Selective laser melting of a novel Al-Si-Fe-Mn-Ni alloy with superior mechanical properties at both room and elevated temperatures: Influence of processing parameters and heat treatment

In this study, a novel heat-resistant Al-Si-Fe-Mn-Ni alloy suitable for selective laser melting technique was developed. By optimizing the process parameters, as-built alloy with few defects and superior mechanical properties was manufactured at a laser power of 350 W and a scanning speed of 1300 mm/s, with horizontal and vertical ultimate tensile strengths of 589 and 529 MPa, respectively.

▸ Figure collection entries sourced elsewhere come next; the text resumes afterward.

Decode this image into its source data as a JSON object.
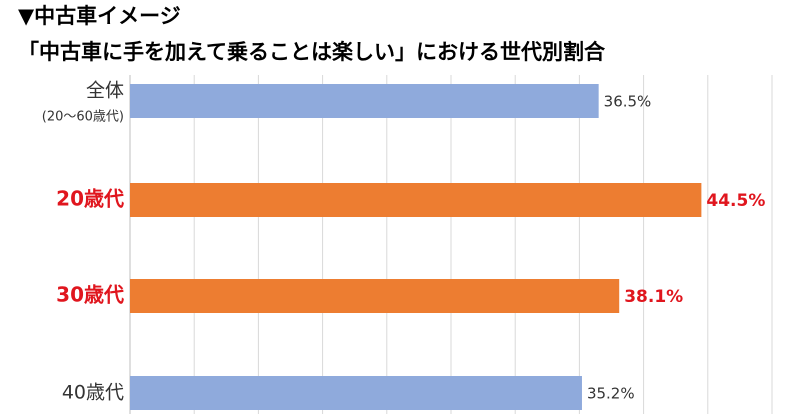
{
  "chart_data": {
    "type": "hbar",
    "title": "▼中古車イメージ",
    "subtitle": "「中古車に手を加えて乗ることは楽しい」における世代別割合",
    "categories": [
      "全体",
      "20歳代",
      "30歳代",
      "40歳代"
    ],
    "category_sublabels": [
      "(20～60歳代)",
      null,
      null,
      null
    ],
    "values": [
      36.5,
      44.5,
      38.1,
      35.2
    ],
    "value_labels": [
      "36.5%",
      "44.5%",
      "38.1%",
      "35.2%"
    ],
    "colors": [
      "#8faadc",
      "#ed7d31",
      "#ed7d31",
      "#8faadc"
    ],
    "highlight": [
      false,
      true,
      true,
      false
    ],
    "highlight_color": "#e0161e",
    "xlim": [
      0,
      50
    ],
    "xticks": [
      0,
      5,
      10,
      15,
      20,
      25,
      30,
      35,
      40,
      45,
      50
    ],
    "grid": true
  }
}
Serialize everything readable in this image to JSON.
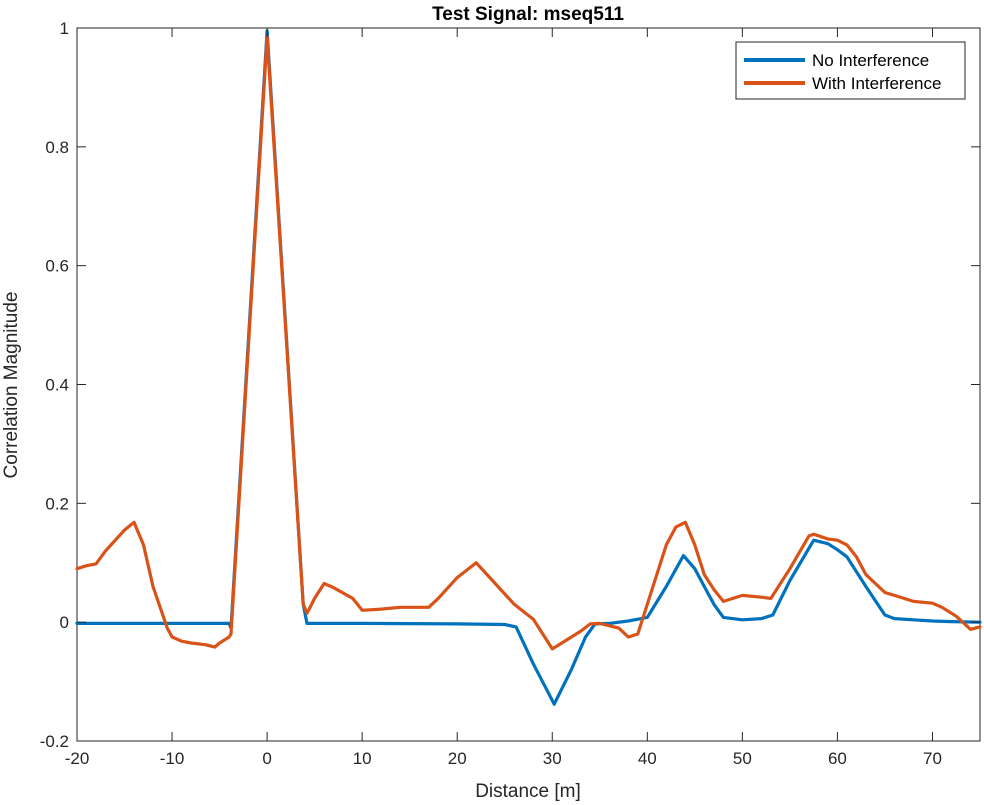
{
  "chart_data": {
    "type": "line",
    "title": "Test Signal: mseq511",
    "xlabel": "Distance [m]",
    "ylabel": "Correlation Magnitude",
    "xlim": [
      -20,
      75
    ],
    "ylim": [
      -0.2,
      1
    ],
    "xticks": [
      -20,
      -10,
      0,
      10,
      20,
      30,
      40,
      50,
      60,
      70
    ],
    "yticks": [
      -0.2,
      0,
      0.2,
      0.4,
      0.6,
      0.8,
      1
    ],
    "xtick_labels": [
      "-20",
      "-10",
      "0",
      "10",
      "20",
      "30",
      "40",
      "50",
      "60",
      "70"
    ],
    "ytick_labels": [
      "-0.2",
      "0",
      "0.2",
      "0.4",
      "0.6",
      "0.8",
      "1"
    ],
    "grid": false,
    "legend_position": "top-right",
    "series": [
      {
        "name": "No Interference",
        "color": "#0072BD",
        "x": [
          -20,
          -10,
          -4,
          -3.8,
          0,
          3.8,
          4.2,
          10,
          20,
          25,
          26.2,
          28,
          30.2,
          32,
          33.5,
          34.5,
          36,
          38,
          40,
          42,
          43.8,
          45,
          46,
          47,
          48,
          50,
          52,
          53.2,
          55,
          57.5,
          59,
          60,
          61,
          63,
          65,
          66,
          68,
          70,
          72,
          75
        ],
        "y": [
          -0.002,
          -0.002,
          -0.002,
          -0.01,
          0.995,
          0.03,
          -0.002,
          -0.002,
          -0.003,
          -0.004,
          -0.008,
          -0.07,
          -0.138,
          -0.08,
          -0.025,
          -0.003,
          -0.002,
          0.002,
          0.008,
          0.06,
          0.112,
          0.09,
          0.06,
          0.03,
          0.008,
          0.004,
          0.006,
          0.012,
          0.07,
          0.138,
          0.132,
          0.122,
          0.11,
          0.06,
          0.012,
          0.006,
          0.004,
          0.002,
          0.001,
          0.0
        ]
      },
      {
        "name": "With Interference",
        "color": "#D95319",
        "x": [
          -20,
          -19,
          -18,
          -17,
          -15,
          -14,
          -13,
          -12,
          -10.5,
          -10,
          -9,
          -8,
          -6.5,
          -5.5,
          -5,
          -4,
          -3.8,
          0,
          3.8,
          4.2,
          5,
          6,
          7,
          9,
          10,
          12,
          14,
          16,
          17,
          18,
          20,
          22,
          24,
          26,
          28,
          30,
          31,
          33,
          34,
          35,
          37,
          38,
          39,
          40,
          42,
          43,
          44,
          45,
          46,
          47,
          48,
          50,
          52,
          53,
          55,
          57,
          57.5,
          59,
          60,
          61,
          62,
          63,
          65,
          66,
          68,
          70,
          71,
          72.5,
          74,
          75
        ],
        "y": [
          0.09,
          0.095,
          0.098,
          0.12,
          0.155,
          0.168,
          0.13,
          0.06,
          -0.01,
          -0.025,
          -0.032,
          -0.035,
          -0.038,
          -0.042,
          -0.035,
          -0.025,
          -0.02,
          0.985,
          0.03,
          0.015,
          0.04,
          0.065,
          0.058,
          0.04,
          0.02,
          0.022,
          0.025,
          0.025,
          0.025,
          0.04,
          0.075,
          0.1,
          0.065,
          0.03,
          0.005,
          -0.045,
          -0.035,
          -0.015,
          -0.003,
          -0.002,
          -0.01,
          -0.025,
          -0.02,
          0.03,
          0.13,
          0.16,
          0.168,
          0.13,
          0.08,
          0.055,
          0.035,
          0.045,
          0.042,
          0.04,
          0.09,
          0.145,
          0.148,
          0.14,
          0.138,
          0.13,
          0.11,
          0.08,
          0.05,
          0.045,
          0.035,
          0.032,
          0.025,
          0.01,
          -0.012,
          -0.008
        ]
      }
    ]
  }
}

Conventional annealing, solid solution and T6 treatments were conducted to investigate the effect of post heat treatments on the microstructure and mechanical properties. Owing to the low diffusion capacity of Fe, Mn and Ni elements, the alloys show excellent high-temperature stability. The initial eutectic structure is retained after annealing, with few changes in the morphology of the precipitated phases. During solution treatment, the Al-Si eutectic breaks up to form diffusely distributed Si particles, and Fe, Mn-rich intermetallic compounds as well as AlFeNi phases gradually precipitate out, which further occurs in T6 state. Due to its high-temperature resistance, the alloy developed in this study exhibits better high-temperature mechanical properties than conventional commercial AlSi10Mg alloys, showing higher strength in high-temperature tensile experiments from 150 degrees C to 300 degrees C.